I imagined his hair set free from the confines of his clothing: wandering up and down his breast from navel to neck, spreading its paw-prints over his shoulders and down his back to the sweet damp crease of his buttocks. He would be my faun, my Pan, the Lord of my Woods, and I would be his maenad for he was the strange prince Donkey-Skin had told me to look out for. He must be.

The handle of the door turned; my heart leapt. I looked into my lap, I looked at the bedspread, at the ewer, the bowl, the wallpaper, the window-shutters. At last I looked at my husband. The dark rug between us seemed the width of a continent. He smiled.

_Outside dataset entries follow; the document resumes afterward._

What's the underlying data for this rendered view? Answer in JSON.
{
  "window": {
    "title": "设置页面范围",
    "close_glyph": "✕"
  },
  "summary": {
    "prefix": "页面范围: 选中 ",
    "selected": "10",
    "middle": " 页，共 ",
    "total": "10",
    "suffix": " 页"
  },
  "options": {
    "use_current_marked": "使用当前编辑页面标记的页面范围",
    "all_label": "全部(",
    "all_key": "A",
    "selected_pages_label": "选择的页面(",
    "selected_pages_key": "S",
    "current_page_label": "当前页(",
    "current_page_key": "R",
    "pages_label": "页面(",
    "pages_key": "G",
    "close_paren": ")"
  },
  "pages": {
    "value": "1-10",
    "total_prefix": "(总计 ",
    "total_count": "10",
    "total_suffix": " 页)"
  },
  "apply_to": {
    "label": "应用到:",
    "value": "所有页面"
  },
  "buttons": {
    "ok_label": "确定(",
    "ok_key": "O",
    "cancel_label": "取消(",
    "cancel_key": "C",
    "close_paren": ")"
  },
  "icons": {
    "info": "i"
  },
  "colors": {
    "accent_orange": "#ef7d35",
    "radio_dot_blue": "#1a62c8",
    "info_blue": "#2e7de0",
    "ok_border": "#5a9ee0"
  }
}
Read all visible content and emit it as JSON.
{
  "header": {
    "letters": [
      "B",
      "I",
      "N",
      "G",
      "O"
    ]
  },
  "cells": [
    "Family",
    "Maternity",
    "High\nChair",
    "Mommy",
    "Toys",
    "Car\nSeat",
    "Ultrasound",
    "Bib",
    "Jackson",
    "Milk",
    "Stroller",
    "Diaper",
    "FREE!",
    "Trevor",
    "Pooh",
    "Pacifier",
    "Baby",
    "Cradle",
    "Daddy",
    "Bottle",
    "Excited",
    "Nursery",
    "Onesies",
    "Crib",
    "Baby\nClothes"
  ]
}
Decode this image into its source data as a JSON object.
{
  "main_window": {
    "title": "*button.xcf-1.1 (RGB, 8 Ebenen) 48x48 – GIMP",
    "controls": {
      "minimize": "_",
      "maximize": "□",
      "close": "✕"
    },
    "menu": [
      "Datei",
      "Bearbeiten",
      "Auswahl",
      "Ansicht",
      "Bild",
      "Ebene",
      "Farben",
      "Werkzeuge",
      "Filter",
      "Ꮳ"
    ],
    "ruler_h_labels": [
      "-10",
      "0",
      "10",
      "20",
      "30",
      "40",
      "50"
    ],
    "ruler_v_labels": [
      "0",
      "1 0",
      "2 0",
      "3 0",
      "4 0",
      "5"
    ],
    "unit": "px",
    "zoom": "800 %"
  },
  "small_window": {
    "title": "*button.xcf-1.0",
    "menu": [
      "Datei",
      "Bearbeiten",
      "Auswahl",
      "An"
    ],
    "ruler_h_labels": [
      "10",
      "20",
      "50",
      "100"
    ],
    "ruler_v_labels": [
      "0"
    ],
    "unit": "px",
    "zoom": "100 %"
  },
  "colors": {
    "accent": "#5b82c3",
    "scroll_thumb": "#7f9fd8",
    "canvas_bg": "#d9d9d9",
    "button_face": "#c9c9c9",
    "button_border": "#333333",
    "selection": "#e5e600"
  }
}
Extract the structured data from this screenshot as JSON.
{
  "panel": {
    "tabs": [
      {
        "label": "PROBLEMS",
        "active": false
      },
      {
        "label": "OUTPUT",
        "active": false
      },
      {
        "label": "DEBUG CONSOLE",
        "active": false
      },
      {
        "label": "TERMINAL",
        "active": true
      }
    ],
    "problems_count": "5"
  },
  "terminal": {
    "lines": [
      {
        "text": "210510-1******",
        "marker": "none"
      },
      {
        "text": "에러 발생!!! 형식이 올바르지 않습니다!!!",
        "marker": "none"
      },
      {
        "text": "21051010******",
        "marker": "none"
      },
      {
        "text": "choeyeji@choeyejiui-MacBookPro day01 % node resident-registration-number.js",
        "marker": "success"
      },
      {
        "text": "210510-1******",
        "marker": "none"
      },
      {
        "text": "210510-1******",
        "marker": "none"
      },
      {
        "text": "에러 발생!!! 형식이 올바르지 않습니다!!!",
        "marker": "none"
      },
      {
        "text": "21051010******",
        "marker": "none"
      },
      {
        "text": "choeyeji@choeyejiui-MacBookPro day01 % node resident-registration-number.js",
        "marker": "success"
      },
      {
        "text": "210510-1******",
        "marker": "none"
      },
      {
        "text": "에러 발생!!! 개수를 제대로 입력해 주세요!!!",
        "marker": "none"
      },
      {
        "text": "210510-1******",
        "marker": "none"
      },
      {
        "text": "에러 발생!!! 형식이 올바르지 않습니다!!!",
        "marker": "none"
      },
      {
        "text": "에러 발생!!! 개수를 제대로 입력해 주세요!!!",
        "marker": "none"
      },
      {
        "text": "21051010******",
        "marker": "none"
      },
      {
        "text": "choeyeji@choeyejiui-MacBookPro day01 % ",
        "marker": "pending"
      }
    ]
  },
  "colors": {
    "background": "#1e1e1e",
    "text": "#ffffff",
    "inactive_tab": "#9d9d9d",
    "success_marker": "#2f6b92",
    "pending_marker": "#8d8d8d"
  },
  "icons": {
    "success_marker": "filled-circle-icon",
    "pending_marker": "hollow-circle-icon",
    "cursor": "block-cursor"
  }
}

‘My dear wife!’ he said. ‘Dear little wife!’

He crossed the space in three strides. He was dressed in a smoking jacket which reached past his knees, his oiled-down hair catching the light from the candle. His chin was smooth.

‘Dear little wife!’ he said again. ‘Or should I call you Mrs Arroner?’

‘Wife is a very good word.’

‘Is it not? A capital word! To me you are wife; to the world you are Mrs Josiah Arroner. What status! What gravitas!’

‘Yes, my dear.’

I thought it a little overwrought, but tonight I could allow him any of his fancies.

‘Come now, Mrs Arroner.’

He took my hand and patted it; I lifted my golden wrist to his chin and he pecked at it with dry lips.

‘My name is Eve, dearest.’

‘It is indeed. The sweetest of names to my heart from the day I met you.’

He leaned forward and pressed his mouth to the velvet of my forehead. A deep thrill swept from that spot down to my inmost parts until I was running over with richness, churning instantly from milk to cream.

‘Oh, Josiah,’ I breathed, and snatched at his coat, pulling him towards me.

The weight of his breath warmed the crook of my neck, perfumed with coffee and tobacco. I wrapped my arms around him and we rocked backwards and forwards. I rubbed myself against him, purring. Unsheathed my claws and dug them into his back, chewing on his neck.

He shoved me hard; my eyes sprang open to find him breathing in short bursts, his collar awry where I had torn it. He staggered to the mirror where he examined the spreading wine-stain of my mouth on his throat, and began to tie his cravat very high, to cover the dark spot. I watched the way his fingers slipped the silk over and about until he was satisfied with his handiwork, devouring his every gesture. However, I was confused, for I would be proud to have his mark on me – would parade our passion without shame. Then I understood: he did not want to share our secret. I giggled.